Ein Interview mit Professor Tomislav Bogdan.
Seltsam, dass praktisch kein deutschsprachiges Medium über diesen Fall in Kroatien berichtet: An der Universität Zagreb sollen die Sozialwissenschaften in die Theologische Fakultät eingegliedert und unter Kuratel gestellt werden. Diese skurril anmutende Initiative ist allerdings eine ernste Angelegenheit, obwohl sie von noch seltsameren Kommentaren begleitet wird. So seien diejenigen Intellektuellen, die sich in einem offenen Brief dieser Verschmelzung widersetzen, „anarchistische und bolschewikische Satantisten“, kommentierte ein kroatischer Parlamentsabgeordnete wörtlich. Die Eingliederung ist eine Umwertung (potentiell) kritischer Wissenschaft. Damir Boras, der Präsident der Universität, hatte zudem öffentlich angekündigt, diese müsse zu den „biblischen Werten“ (!) zurückkehren. Eigenständige Intellektualität gänzlich auszulöschen – so scheint der Masterplan zu lauten. Insgesamt fügt sich das alles ein in eine Re-Ustaschaisierung der politischen Szenerie des Landes.
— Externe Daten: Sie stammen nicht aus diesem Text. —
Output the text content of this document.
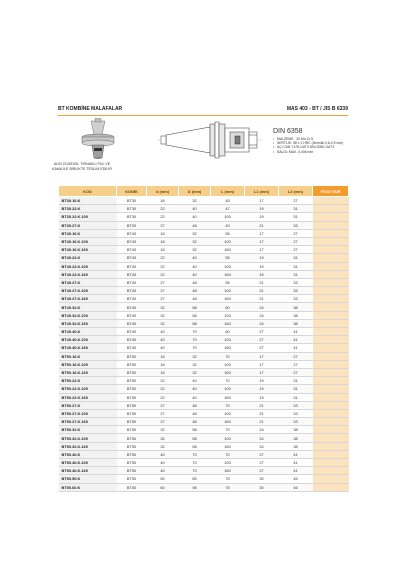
BT KOMBİNE MALAFALAR	MAS 403 - BT / JIS B 6339
ALIN CIVATASI, TIRNAKLI PUL VE
KAMA İLE BİRLİKTE TESLİM EDİLİR
DIN 6358
• MALZEME : 20 Mn Cr 5
• SERTLİK: 58 ± 2 HRC (Derinlik 0,6-0,9 mm)
• AÇI: DIN 7178-1/AT3 DIN 2080-1/AT3
• SALGI: MAX. 0,006 mm
KOD	KONİK	d (mm)	D (mm)	L (mm)	L1 (mm)	L2 (mm)	FİYAT EUR
BT30.16.K	BT30	16	32	45	17	27	
BT30.22.K	BT30	22	40	47	19	31	
BT30.22.K.100	BT30	22	40	100	19	31	
BT30.27.K	BT30	27	48	49	21	33	
BT40.16.K	BT40	16	32	55	17	27	
BT40.16.K.100	BT40	16	32	100	17	27	
BT40.16.K.160	BT40	16	32	160	17	27	
BT40.22.K	BT40	22	40	55	19	31	
BT40.22.K.100	BT40	22	40	100	19	31	
BT40.22.K.160	BT40	22	40	160	19	31	
BT40.27.K	BT40	27	48	55	21	33	
BT40.27.K.100	BT40	27	48	100	21	33	
BT40.27.K.160	BT40	27	48	160	21	33	
BT40.32.K	BT40	32	58	60	24	38	
BT40.32.K.100	BT40	32	58	100	24	38	
BT40.32.K.160	BT40	32	58	160	24	38	
BT40.40.K	BT40	40	70	60	27	41	
BT40.40.K.100	BT40	40	70	100	27	41	
BT40.40.K.160	BT40	40	70	160	27	41	
BT50.16.K	BT50	16	32	70	17	27	
BT50.16.K.100	BT50	16	32	100	17	27	
BT50.16.K.160	BT50	16	32	160	17	27	
BT50.22.K	BT50	22	40	70	19	31	
BT50.22.K.100	BT50	22	40	100	19	31	
BT50.22.K.160	BT50	22	40	160	19	31	
BT50.27.K	BT50	27	48	70	21	33	
BT50.27.K.100	BT50	27	48	100	21	33	
BT50.27.K.160	BT50	27	48	160	21	33	
BT50.32.K	BT50	32	58	70	24	38	
BT50.32.K.100	BT50	32	58	100	24	38	
BT50.32.K.160	BT50	32	58	160	24	38	
BT50.40.K	BT50	40	70	70	27	41	
BT50.40.K.100	BT50	40	70	100	27	41	
BT50.40.K.160	BT50	40	70	160	27	41	
BT50.50.K	BT50	50	85	75	30	45	
BT50.60.K	BT50	60	98	75	30	45	
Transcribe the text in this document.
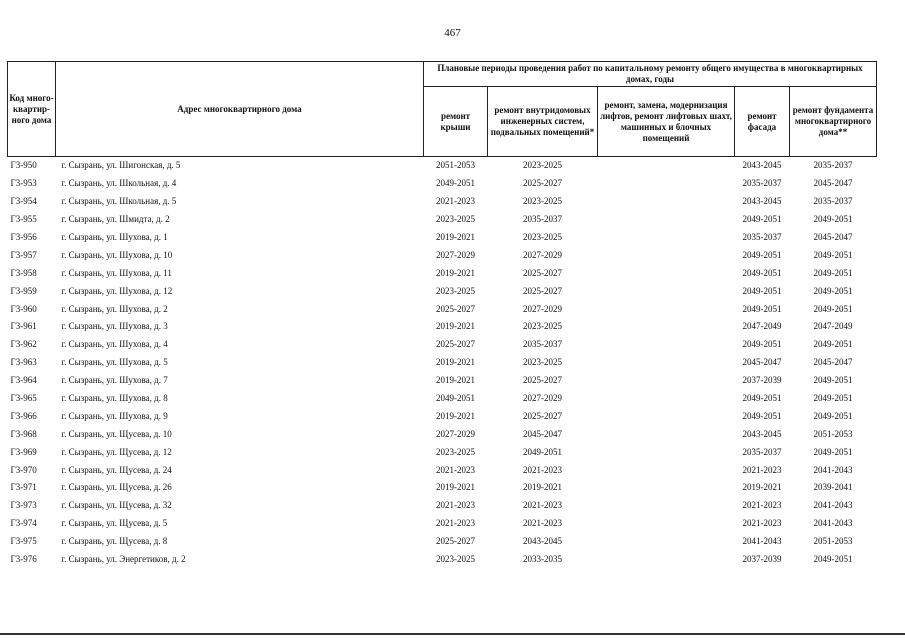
467
Код много-квартир-ного дома	Адрес многоквартирного дома	Плановые периоды проведения работ по капитальному ремонту общего имущества в многоквартирных домах, годы				
		ремонт крыши	ремонт внутридомовых инженерных систем, подвальных помещений*	ремонт, замена, модернизация лифтов, ремонт лифтовых шахт, машинных и блочных помещений	ремонт фасада	ремонт фундамента многоквартирного дома**
Г3-950	г. Сызрань, ул. Шигонская, д. 5	2051-2053	2023-2025		2043-2045	2035-2037
Г3-953	г. Сызрань, ул. Школьная, д. 4	2049-2051	2025-2027		2035-2037	2045-2047
Г3-954	г. Сызрань, ул. Школьная, д. 5	2021-2023	2023-2025		2043-2045	2035-2037
Г3-955	г. Сызрань, ул. Шмидта, д. 2	2023-2025	2035-2037		2049-2051	2049-2051
Г3-956	г. Сызрань, ул. Шухова, д. 1	2019-2021	2023-2025		2035-2037	2045-2047
Г3-957	г. Сызрань, ул. Шухова, д. 10	2027-2029	2027-2029		2049-2051	2049-2051
Г3-958	г. Сызрань, ул. Шухова, д. 11	2019-2021	2025-2027		2049-2051	2049-2051
Г3-959	г. Сызрань, ул. Шухова, д. 12	2023-2025	2025-2027		2049-2051	2049-2051
Г3-960	г. Сызрань, ул. Шухова, д. 2	2025-2027	2027-2029		2049-2051	2049-2051
Г3-961	г. Сызрань, ул. Шухова, д. 3	2019-2021	2023-2025		2047-2049	2047-2049
Г3-962	г. Сызрань, ул. Шухова, д. 4	2025-2027	2035-2037		2049-2051	2049-2051
Г3-963	г. Сызрань, ул. Шухова, д. 5	2019-2021	2023-2025		2045-2047	2045-2047
Г3-964	г. Сызрань, ул. Шухова, д. 7	2019-2021	2025-2027		2037-2039	2049-2051
Г3-965	г. Сызрань, ул. Шухова, д. 8	2049-2051	2027-2029		2049-2051	2049-2051
Г3-966	г. Сызрань, ул. Шухова, д. 9	2019-2021	2025-2027		2049-2051	2049-2051
Г3-968	г. Сызрань, ул. Щусева, д. 10	2027-2029	2045-2047		2043-2045	2051-2053
Г3-969	г. Сызрань, ул. Щусева, д. 12	2023-2025	2049-2051		2035-2037	2049-2051
Г3-970	г. Сызрань, ул. Щусева, д. 24	2021-2023	2021-2023		2021-2023	2041-2043
Г3-971	г. Сызрань, ул. Щусева, д. 26	2019-2021	2019-2021		2019-2021	2039-2041
Г3-973	г. Сызрань, ул. Щусева, д. 32	2021-2023	2021-2023		2021-2023	2041-2043
Г3-974	г. Сызрань, ул. Щусева, д. 5	2021-2023	2021-2023		2021-2023	2041-2043
Г3-975	г. Сызрань, ул. Щусева, д. 8	2025-2027	2043-2045		2041-2043	2051-2053
Г3-976	г. Сызрань, ул. Энергетиков, д. 2	2023-2025	2033-2035		2037-2039	2049-2051
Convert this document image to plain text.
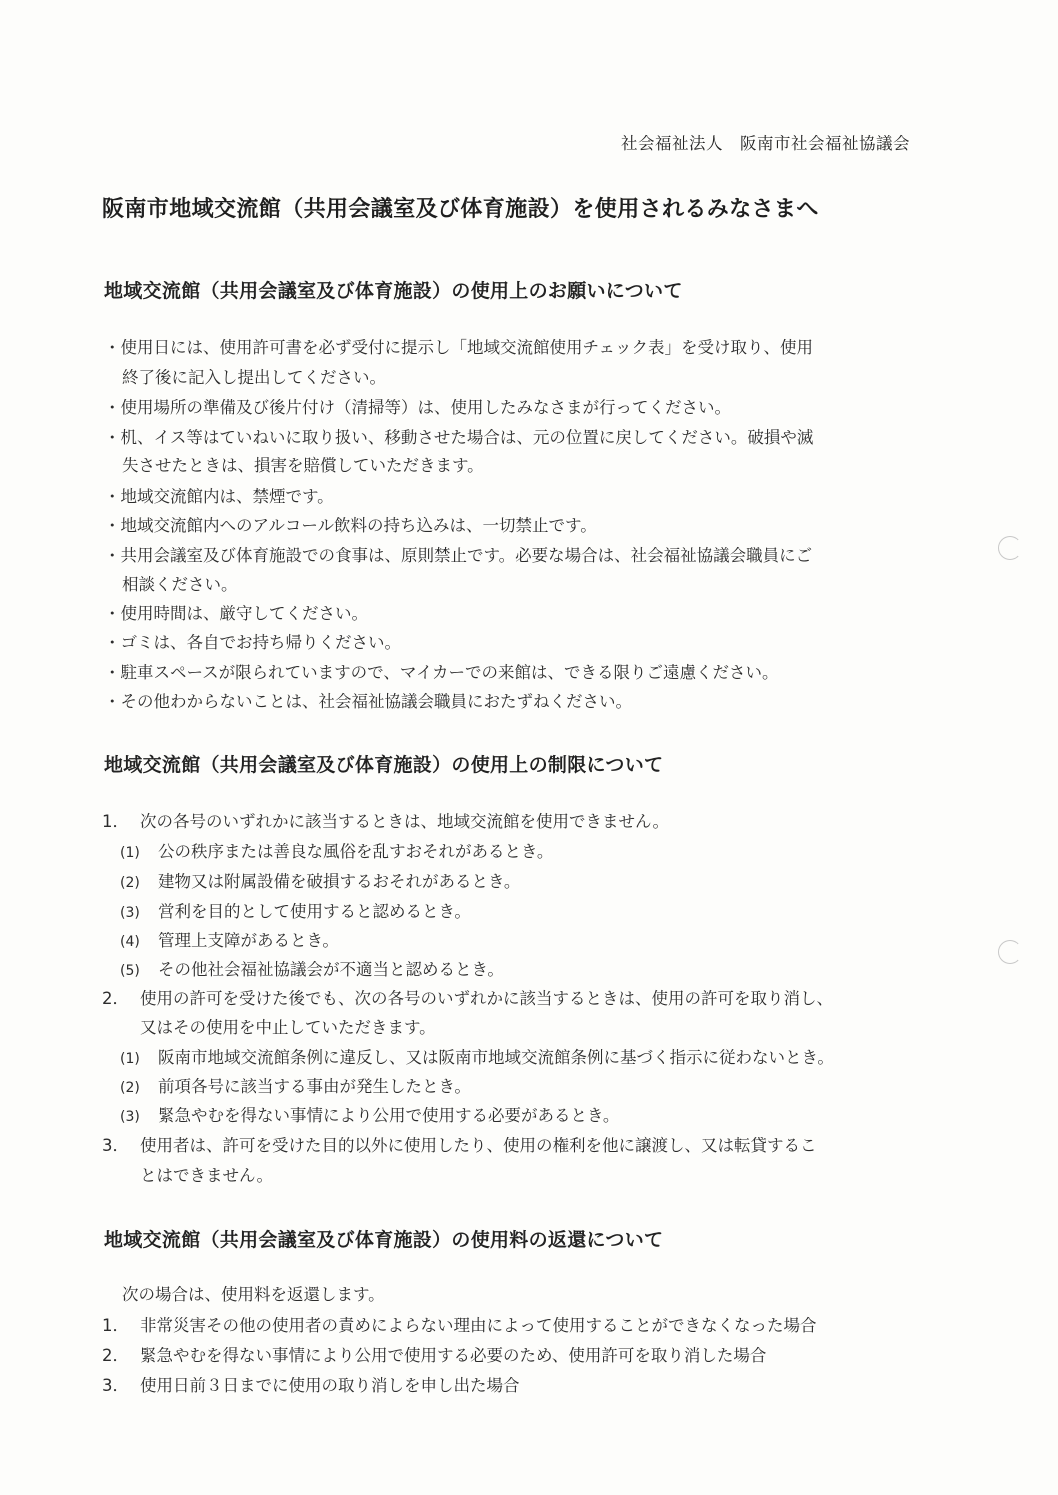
社会福祉法人　阪南市社会福祉協議会
阪南市地域交流館（共用会議室及び体育施設）を使用されるみなさまへ
地域交流館（共用会議室及び体育施設）の使用上のお願いについて
・使用日には、使用許可書を必ず受付に提示し「地域交流館使用チェック表」を受け取り、使用
終了後に記入し提出してください。
・使用場所の準備及び後片付け（清掃等）は、使用したみなさまが行ってください。
・机、イス等はていねいに取り扱い、移動させた場合は、元の位置に戻してください。破損や滅
失させたときは、損害を賠償していただきます。
・地域交流館内は、禁煙です。
・地域交流館内へのアルコール飲料の持ち込みは、一切禁止です。
・共用会議室及び体育施設での食事は、原則禁止です。必要な場合は、社会福祉協議会職員にご
相談ください。
・使用時間は、厳守してください。
・ゴミは、各自でお持ち帰りください。
・駐車スペースが限られていますので、マイカーでの来館は、できる限りご遠慮ください。
・その他わからないことは、社会福祉協議会職員におたずねください。
地域交流館（共用会議室及び体育施設）の使用上の制限について
1． 次の各号のいずれかに該当するときは、地域交流館を使用できません。
(1) 公の秩序または善良な風俗を乱すおそれがあるとき。
(2) 建物又は附属設備を破損するおそれがあるとき。
(3) 営利を目的として使用すると認めるとき。
(4) 管理上支障があるとき。
(5) その他社会福祉協議会が不適当と認めるとき。
2． 使用の許可を受けた後でも、次の各号のいずれかに該当するときは、使用の許可を取り消し、
又はその使用を中止していただきます。
(1) 阪南市地域交流館条例に違反し、又は阪南市地域交流館条例に基づく指示に従わないとき。
(2) 前項各号に該当する事由が発生したとき。
(3) 緊急やむを得ない事情により公用で使用する必要があるとき。
3． 使用者は、許可を受けた目的以外に使用したり、使用の権利を他に譲渡し、又は転貸するこ
とはできません。
地域交流館（共用会議室及び体育施設）の使用料の返還について
次の場合は、使用料を返還します。
1． 非常災害その他の使用者の責めによらない理由によって使用することができなくなった場合
2． 緊急やむを得ない事情により公用で使用する必要のため、使用許可を取り消した場合
3． 使用日前３日までに使用の取り消しを申し出た場合
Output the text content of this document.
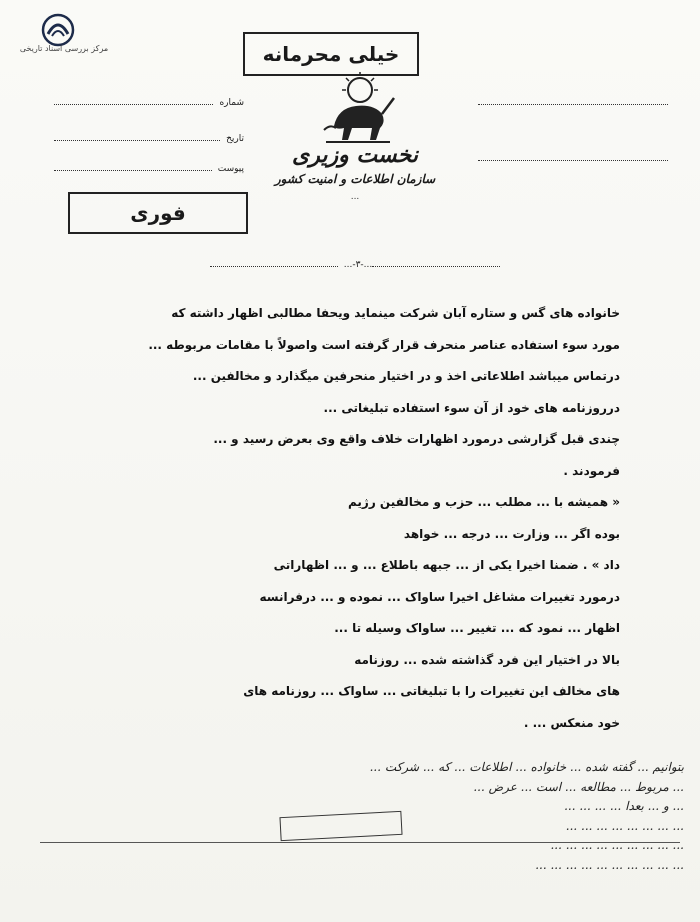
مرکز بررسی اسناد تاریخی	خیلی محرمانه
نخست وزیری
سازمان اطلاعات و امنیت کشور
...
شماره
تاریخ
پیوست
...-۳-...
فوری

خانواده های گس و ستاره آبان شرکت مینماید ویحفا مطالبی اظهار داشته که

مورد سوء استفاده عناصر منحرف قرار گرفته است واصولاً با مقامات مربوطه ...

درتماس میباشد اطلاعاتی اخذ و در اختیار منحرفین میگذارد و مخالفین ...

درروزنامه های خود از آن سوء استفاده تبلیغاتی ...

چندی قبل گزارشی درمورد اظهارات خلاف واقع وی بعرض رسید و ...

فرمودند .

« همیشه با ... مطلب ... حزب و مخالفین رژیم

بوده اگر ... وزارت ... درجه ... خواهد

داد » . ضمنا اخیرا یکی از ... جبهه باطلاع ... و ... اظهاراتی

درمورد تغییرات مشاغل اخیرا ساواک ... نموده و ... درفرانسه

اظهار ... نمود که ... تغییر ... ساواک وسیله تا ...

بالا در اختیار این فرد گذاشته شده ... روزنامه

های مخالف این تغییرات را با تبلیغاتی ... ساواک ... روزنامه های

خود منعکس ... .

بتوانیم ... گفته شده ... خانواده ... اطلاعات ... که ... شرکت ...

... مربوط ... مطالعه ... است ... عرض ...

... و ... بعدا ... ... ... ...

... ... ... ... ... ... ... ...

... ... ... ... ... ... ... ... ...

... ... ... ... ... ... ... ... ... ...
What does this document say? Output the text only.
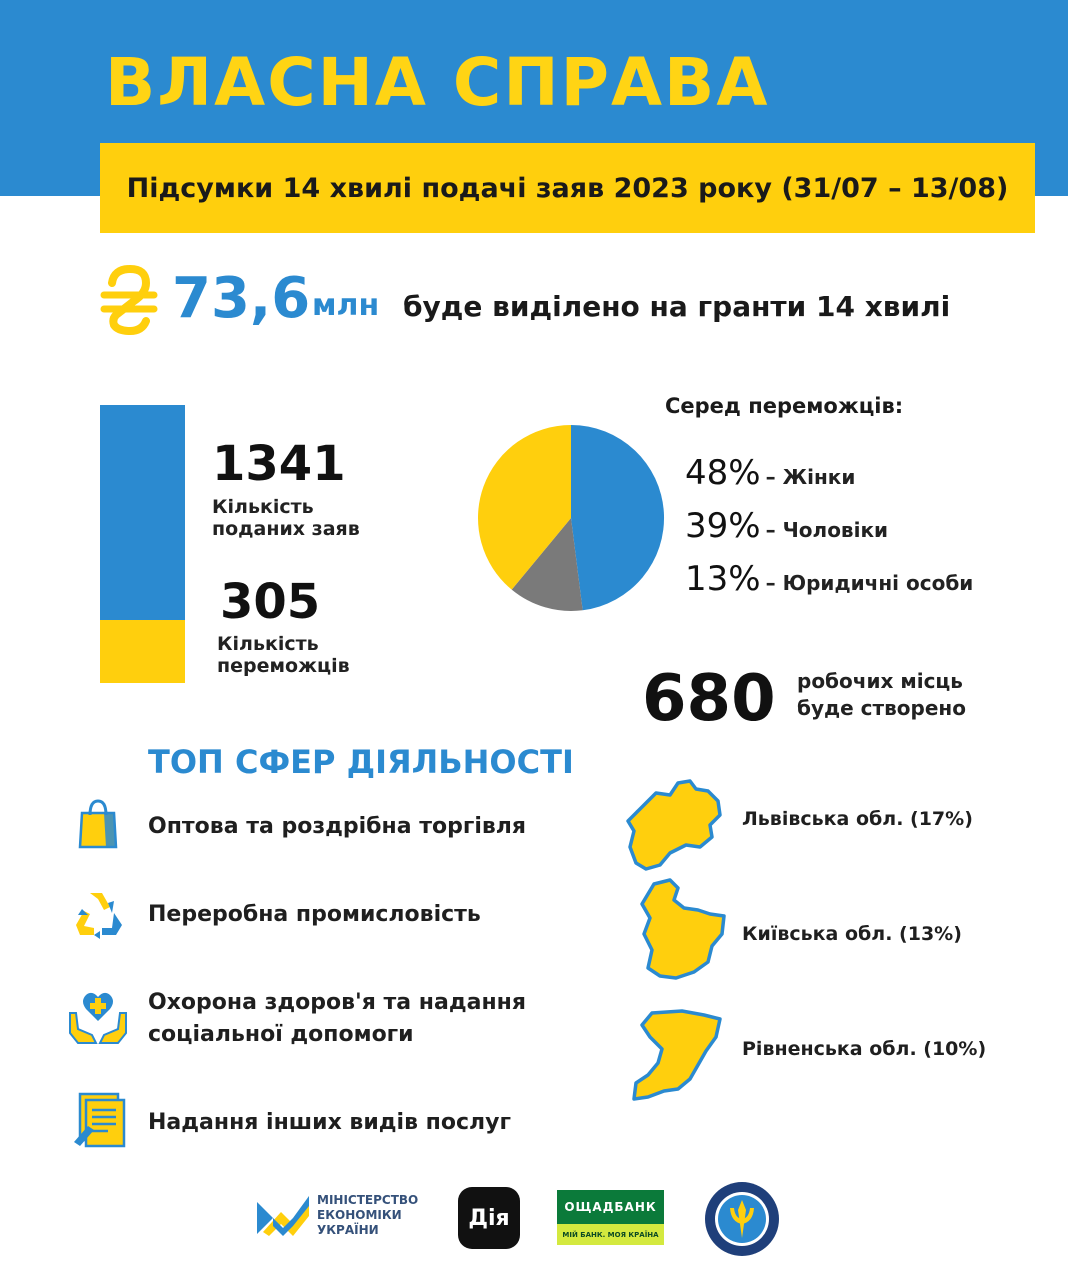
ВЛАСНА СПРАВА
Підсумки 14 хвилі подачі заяв 2023 року (31/07 – 13/08)
73,6 млн буде виділено на гранти 14 хвилі
1341
Кількість
поданих заяв
305
Кількість
переможців
Серед переможців:
48% – Жінки
39% – Чоловіки
13% – Юридичні особи
680 робочих місць
буде створено
ТОП СФЕР ДІЯЛЬНОСТІ
Оптова та роздрібна торгівля
Переробна промисловість
Охорона здоров'я та надання
соціальної допомоги
Надання інших видів послуг
Львівська обл. (17%)
Київська обл. (13%)
Рівненська обл. (10%)
МІНІСТЕРСТВО
ЕКОНОМІКИ
УКРАЇНИ	Дія	ОЩАДБАНК
МІЙ БАНК. МОЯ КРАЇНА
Über die Situation an der Zagreber Universität sprach der Schriftsteller Mladen Savić mit Professor Tomislav Bogdan, mit einem der angeblichen Bolschewiki und Satanisten also. In einem Kommentar für Semiosis hat Mladen die Ereignisse an der Fakultät in die politische Gesamtsituation in Kroatien eingeordnet.
Seit wann arbeiten Sie an der sogenannten Philosophischen Fakultät in Zagreb (Geisteswissenschaften) und wie sieht Ihre Tätigkeit dort aus? Hat sich etwas verbessert oder, im Gegenteil, verschlechtert im Zuge des 2001 unterzeichneten Bologna-Prozesses?
An der Philosophischen Fakultät in Zagreb arbeite ich nun seit fast zwanzig Jahren. Da bin ich angestellt als außerordentlicher Professor für Kroatistik in der Abteilung für ältere kroatische Literatur. Die Umsetzung des Bologna-Prozesses, dem sich die kroatischen Universitäten schon vor zehn Jahren verpflichtet haben, ist ein sehr komplexes Thema, über das sich lange sprechen ließe. Bologna hat zwar einige Verbesserungen mit sich gebracht, aber auch bestimmte Kriterien innerhalb des Bildungssystems gesenkt. Mit anderen Worten, die Aufgabenstellungen sowohl der Studentenschaft als auch des Lehrkörpers haben sich vervielfacht, das ganze System sich bürokratisiert. Die Arbeit mit den Studentinnen und Studenten verläuft kontinuierlich, denn die Lernziele und Lernergebnisse sind etwas besser definiert, aber der Umfang der Vorlesungen hat sich deutlich verringert, während die Bildungsinhalte insgesamt oberflächlicher gehandhabt werden als davor.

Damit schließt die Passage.